Billy Donovan został zatrudniony na stanowisko głównego trenera Chicago Bulls. Po pięciu latach pracy w Oklahomie, 55-letni Donovan postanowił nie przedłużać umowy z klubem Thunder. Niemal natychmiast po tej decyzji, stał się smakowitym kąskiem na giełdzie trenerskich nazwisk. Arturas Karnisovas, wiceprezydent klubu do spraw koszykarskich ruchów, bardzo chciał mieć go w Bulls. Nakreślił przed Donovanem wizję tworzenia czegoś wyjątkowego z młodym i utalentowanym składem, w organizacji o randze kultowej.
Karnisovas i Marc Eversley, menadżer Bulls, uznali, że to czego Donovan dokonał w Oklahomie, jest dobrym świadectwem jego trenerskiego kunsztu.
W swoim pierwszym roku pracy z Thunder, Donovan poprowadził drużynę aż do Finału Konferencji Zachodniej. Był to jednocześnie ostatni sezon Kevina Duranta w drużynie. Potem za każdym razem meldował się w postseason, ale kończył swoją przygodę na pierwszej rundzie. W tych rozgrywkach, skazywani na niebyt, Thunder stali się jedną z rewelacji rozgrywek. Bez problemów weszli do play-offs, a tam, dopiero po siedmiu meczach, odpadli z Houston Rockets.
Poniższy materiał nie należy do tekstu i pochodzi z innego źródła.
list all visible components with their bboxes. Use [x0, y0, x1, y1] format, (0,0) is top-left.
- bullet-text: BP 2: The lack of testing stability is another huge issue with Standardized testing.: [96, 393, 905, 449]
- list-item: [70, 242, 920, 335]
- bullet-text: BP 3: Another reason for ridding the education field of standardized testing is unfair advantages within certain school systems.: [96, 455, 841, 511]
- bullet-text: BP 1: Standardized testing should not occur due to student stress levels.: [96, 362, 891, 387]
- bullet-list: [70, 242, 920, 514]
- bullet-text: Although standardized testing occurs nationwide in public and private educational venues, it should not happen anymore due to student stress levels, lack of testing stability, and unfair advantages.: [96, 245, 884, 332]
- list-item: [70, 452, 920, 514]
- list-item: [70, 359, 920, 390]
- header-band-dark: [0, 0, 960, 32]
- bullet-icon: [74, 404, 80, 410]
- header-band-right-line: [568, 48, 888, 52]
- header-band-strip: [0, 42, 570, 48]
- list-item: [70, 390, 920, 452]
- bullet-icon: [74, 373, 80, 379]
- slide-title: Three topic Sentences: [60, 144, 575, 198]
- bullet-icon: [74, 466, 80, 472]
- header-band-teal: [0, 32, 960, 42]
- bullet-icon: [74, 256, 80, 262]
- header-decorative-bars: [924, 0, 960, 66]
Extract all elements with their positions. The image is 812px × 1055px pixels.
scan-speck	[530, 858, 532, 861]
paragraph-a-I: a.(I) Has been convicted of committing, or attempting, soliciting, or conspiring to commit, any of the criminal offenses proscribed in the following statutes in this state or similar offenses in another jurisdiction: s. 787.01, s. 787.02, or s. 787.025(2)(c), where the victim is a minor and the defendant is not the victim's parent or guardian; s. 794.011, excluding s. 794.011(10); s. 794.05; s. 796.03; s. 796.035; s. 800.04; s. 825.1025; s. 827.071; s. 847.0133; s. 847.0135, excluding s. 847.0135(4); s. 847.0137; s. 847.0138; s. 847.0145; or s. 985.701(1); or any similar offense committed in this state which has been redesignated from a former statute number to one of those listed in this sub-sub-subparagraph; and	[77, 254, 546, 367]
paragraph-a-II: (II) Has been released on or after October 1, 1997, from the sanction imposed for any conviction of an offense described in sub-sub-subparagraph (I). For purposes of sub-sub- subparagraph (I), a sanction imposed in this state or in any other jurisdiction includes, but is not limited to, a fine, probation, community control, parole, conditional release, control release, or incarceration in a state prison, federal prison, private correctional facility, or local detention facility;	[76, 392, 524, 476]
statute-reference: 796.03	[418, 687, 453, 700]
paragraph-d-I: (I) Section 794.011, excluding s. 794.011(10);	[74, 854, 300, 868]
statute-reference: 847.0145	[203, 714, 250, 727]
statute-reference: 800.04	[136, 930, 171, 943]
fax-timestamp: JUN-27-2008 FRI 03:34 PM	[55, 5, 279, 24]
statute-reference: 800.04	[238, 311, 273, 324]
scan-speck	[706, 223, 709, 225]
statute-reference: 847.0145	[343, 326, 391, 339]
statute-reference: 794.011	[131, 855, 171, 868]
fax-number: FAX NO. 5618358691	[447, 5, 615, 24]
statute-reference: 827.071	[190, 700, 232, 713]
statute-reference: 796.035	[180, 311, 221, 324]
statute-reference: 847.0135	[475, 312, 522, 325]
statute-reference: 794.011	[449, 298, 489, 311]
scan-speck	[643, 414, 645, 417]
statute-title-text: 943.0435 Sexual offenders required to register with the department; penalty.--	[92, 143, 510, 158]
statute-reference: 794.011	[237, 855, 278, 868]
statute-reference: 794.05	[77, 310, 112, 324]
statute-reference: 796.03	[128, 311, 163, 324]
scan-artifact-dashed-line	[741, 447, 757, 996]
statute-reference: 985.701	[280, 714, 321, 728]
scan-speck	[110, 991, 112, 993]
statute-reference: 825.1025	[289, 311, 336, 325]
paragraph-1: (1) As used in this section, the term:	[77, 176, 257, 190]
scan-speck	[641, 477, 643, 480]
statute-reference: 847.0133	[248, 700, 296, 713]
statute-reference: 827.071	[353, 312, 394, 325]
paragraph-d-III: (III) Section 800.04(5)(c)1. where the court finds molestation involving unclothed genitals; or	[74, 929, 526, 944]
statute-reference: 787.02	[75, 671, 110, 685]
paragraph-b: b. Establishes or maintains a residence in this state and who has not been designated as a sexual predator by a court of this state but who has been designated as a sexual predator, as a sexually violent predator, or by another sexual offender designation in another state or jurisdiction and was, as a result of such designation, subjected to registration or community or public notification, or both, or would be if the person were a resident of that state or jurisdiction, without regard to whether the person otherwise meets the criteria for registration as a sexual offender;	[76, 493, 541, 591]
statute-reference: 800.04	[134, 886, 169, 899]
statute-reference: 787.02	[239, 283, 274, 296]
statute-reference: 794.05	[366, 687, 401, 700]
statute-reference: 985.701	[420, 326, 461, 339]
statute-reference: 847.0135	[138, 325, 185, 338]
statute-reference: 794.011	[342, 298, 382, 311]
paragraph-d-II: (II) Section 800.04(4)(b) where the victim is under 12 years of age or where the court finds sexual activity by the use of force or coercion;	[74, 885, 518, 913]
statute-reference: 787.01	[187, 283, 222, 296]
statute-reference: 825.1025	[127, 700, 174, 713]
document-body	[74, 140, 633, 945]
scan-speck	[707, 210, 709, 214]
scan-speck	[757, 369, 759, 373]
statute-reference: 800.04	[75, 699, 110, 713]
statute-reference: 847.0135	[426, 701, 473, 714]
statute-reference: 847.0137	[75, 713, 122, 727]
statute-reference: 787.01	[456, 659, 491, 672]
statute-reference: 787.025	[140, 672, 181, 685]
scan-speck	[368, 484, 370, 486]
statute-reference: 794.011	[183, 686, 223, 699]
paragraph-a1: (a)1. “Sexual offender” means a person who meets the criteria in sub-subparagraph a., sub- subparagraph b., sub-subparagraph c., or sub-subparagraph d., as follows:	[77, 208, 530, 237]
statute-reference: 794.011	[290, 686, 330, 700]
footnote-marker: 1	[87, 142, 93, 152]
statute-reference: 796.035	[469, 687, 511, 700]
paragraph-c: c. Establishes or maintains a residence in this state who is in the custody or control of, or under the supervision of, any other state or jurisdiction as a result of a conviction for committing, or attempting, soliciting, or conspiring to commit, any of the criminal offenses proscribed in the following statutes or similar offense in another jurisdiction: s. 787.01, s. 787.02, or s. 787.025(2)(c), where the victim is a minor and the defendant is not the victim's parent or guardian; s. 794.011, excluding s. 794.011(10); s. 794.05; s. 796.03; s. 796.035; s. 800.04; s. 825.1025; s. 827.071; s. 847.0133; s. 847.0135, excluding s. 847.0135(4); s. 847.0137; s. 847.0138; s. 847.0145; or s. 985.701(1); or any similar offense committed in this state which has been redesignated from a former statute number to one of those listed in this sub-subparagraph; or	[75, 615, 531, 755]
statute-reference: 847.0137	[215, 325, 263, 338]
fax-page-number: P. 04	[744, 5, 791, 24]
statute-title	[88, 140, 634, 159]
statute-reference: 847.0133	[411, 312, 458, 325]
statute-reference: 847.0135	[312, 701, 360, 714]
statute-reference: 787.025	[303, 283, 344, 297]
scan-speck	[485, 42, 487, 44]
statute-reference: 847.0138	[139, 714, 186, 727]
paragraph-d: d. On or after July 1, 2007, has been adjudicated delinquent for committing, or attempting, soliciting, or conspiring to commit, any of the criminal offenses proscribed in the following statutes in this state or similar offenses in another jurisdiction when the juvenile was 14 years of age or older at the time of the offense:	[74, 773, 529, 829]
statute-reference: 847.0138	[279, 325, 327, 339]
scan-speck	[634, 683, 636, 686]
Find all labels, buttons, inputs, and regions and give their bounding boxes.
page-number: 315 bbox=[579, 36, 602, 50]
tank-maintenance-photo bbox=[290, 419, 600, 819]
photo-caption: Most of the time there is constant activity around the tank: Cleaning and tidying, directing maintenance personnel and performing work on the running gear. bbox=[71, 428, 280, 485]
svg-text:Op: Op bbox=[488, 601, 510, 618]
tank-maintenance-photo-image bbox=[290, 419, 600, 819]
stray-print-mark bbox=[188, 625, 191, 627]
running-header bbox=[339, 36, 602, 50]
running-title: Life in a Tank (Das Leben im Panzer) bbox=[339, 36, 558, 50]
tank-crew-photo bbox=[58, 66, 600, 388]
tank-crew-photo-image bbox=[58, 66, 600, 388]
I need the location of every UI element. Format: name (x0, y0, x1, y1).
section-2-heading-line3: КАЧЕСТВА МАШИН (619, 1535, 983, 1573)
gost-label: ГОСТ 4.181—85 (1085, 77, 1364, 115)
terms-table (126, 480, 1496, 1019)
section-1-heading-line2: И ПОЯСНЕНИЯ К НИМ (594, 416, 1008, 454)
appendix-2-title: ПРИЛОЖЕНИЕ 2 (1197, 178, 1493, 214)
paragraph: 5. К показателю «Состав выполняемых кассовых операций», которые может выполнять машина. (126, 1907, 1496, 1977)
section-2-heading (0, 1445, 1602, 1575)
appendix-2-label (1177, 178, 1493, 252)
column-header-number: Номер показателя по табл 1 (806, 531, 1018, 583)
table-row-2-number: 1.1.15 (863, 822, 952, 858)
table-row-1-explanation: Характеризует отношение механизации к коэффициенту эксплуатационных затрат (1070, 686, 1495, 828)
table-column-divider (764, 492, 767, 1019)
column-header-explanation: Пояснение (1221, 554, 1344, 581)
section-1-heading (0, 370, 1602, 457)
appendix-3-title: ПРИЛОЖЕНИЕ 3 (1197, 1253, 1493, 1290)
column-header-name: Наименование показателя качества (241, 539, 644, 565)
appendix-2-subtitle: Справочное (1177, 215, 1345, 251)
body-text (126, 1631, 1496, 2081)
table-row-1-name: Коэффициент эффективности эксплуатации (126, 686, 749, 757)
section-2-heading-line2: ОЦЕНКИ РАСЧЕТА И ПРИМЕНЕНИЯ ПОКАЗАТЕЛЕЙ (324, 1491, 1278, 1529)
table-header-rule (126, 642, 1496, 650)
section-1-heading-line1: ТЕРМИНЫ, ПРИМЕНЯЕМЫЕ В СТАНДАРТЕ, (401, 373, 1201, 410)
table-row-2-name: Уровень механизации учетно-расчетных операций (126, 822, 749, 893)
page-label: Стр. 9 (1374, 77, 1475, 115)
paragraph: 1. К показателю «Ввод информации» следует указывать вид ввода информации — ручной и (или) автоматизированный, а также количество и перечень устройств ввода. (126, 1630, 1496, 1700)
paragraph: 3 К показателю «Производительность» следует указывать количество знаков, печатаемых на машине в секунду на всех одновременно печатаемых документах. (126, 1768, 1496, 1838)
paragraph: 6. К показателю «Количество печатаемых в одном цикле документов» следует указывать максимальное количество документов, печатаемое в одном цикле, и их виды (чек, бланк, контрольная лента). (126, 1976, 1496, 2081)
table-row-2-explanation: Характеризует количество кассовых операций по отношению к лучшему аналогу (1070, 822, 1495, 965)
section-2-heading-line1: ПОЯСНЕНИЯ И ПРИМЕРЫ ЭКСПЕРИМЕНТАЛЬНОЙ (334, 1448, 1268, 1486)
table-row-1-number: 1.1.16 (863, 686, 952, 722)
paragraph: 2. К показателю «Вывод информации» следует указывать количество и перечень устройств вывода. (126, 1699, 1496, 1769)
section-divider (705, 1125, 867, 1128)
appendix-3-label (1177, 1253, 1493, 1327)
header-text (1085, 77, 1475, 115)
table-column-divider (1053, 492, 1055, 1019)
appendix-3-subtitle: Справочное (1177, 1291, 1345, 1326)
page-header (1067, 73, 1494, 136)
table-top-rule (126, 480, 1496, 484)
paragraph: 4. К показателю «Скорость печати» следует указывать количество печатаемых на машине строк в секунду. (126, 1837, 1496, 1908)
Łączny bilans Donovana z pięcioletniej pracy w Oklahomie wynosi 243:157. Przed rozpoczęciem kariery w NBA, pracował w NCAA z drużyną Florida Gators, z którą sięgnął po dwa mistrzostwa (2006, 2007).
Bulls z kolei, w ostatnich pięciu latach byli w play-offach tylko raz (2017). Klub liczy, że zatrudnienie nowego trenera, pomoże wyciągnąć drużynę z przeciętności. Ostatnie dwa pełne sezony Byków, kończyły się bilansami 22:60 i 27:55. W tych, skróconych rozgrywkach, drużyna osiągnęła bilans 22:43. W ekipie są młodzi Zach LaVine, Lauri Markkanen, Coby White i Wendell Carter Jr. Bulls mają do wykorzystania także czwarty wybór w tegorocznym drafcie.